Шедевр
Шрифт:
Я проснулась от звука пилы, подскочила с кровати и ринулась вниз по лестнице. Я увидела в гостиной Жака, занятого работой. Он приветствовал меня улыбкой и продолжал распиливать доску. Проект был грандиозным: всю комнату нужно завесить рядами полок, поэтому работал Жак очень усердно. Солнечный свет лился сквозь открытые окна, и я взглянула на окружающие дом поля. За полями плотным кольцом смыкался лес, а трава была еще зеленой после зимних дождей. Я лишь сейчас заметила тишину, царившую здесь, душистый запах сосен и диких цветов. Это было сказочное место, — но помимо красоты в нем также присутствовала какая-то смутная тревога, словно нам угрожало нападение невидимого дикого зверя. На многие мили от нас не было ни души.
На
— Je veux aller a l’hospital[23], — неуверенно произнесла я.

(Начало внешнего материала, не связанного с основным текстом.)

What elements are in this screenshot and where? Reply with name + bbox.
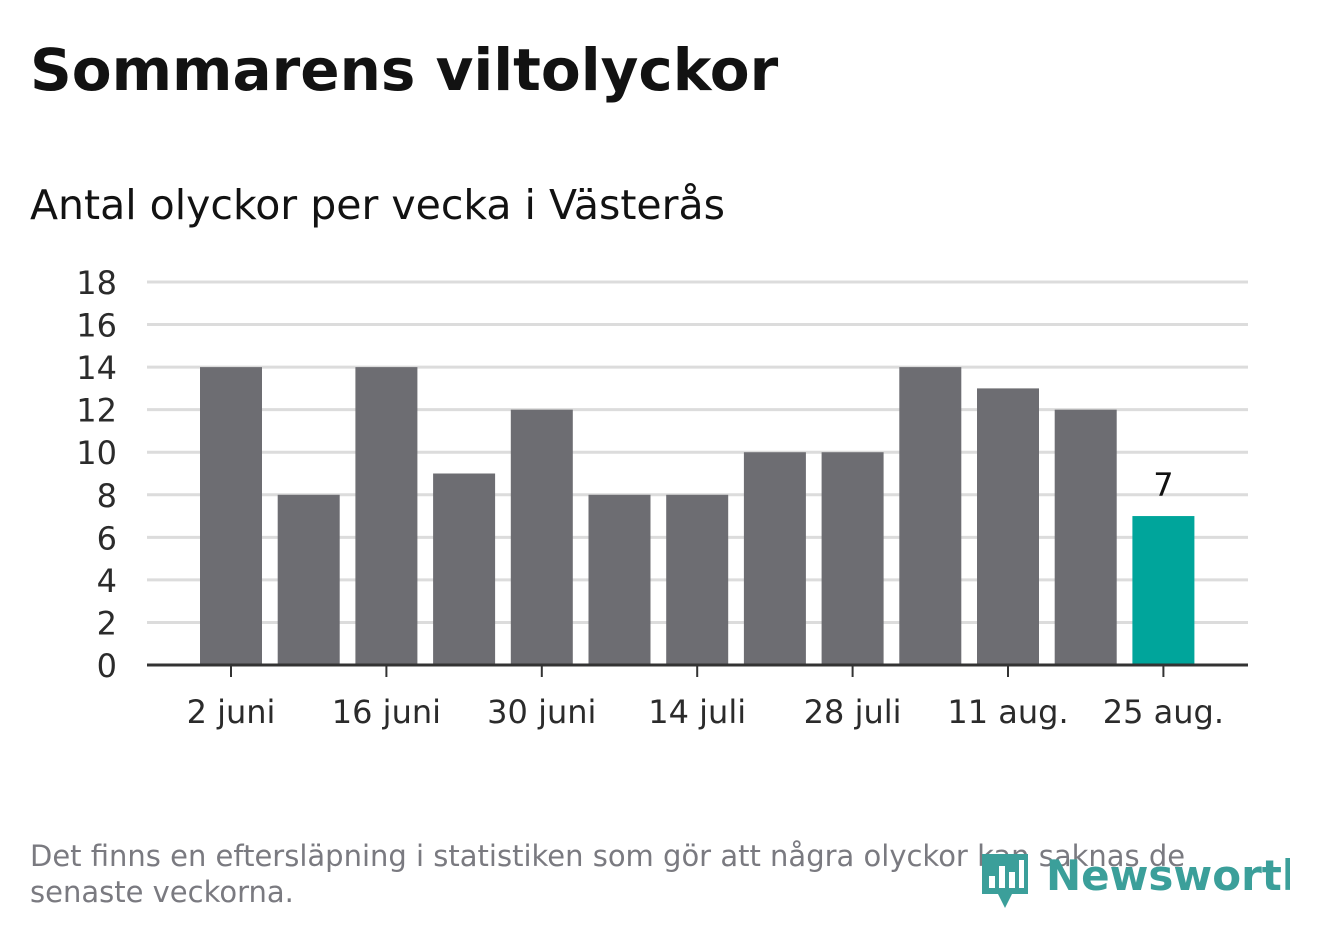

Жак перестал пилить и озабоченно взглянул на меня:
— Vous etes malade, mademoiselle?[24]
Я отрицательно покачала головой и указала вверх, на предполагаемую спальню Эвы.
— Ma mere Ava. Je voudrais voir le m'edecin.[25]
Жак продолжал удивленно смотреть на меня. Я попыталась сказать разборчивее, но, странным образом, он не понимал, о чем я говорю. Лишь когда я начала терять терпение, в его зеленых глазах мелькнула догадка.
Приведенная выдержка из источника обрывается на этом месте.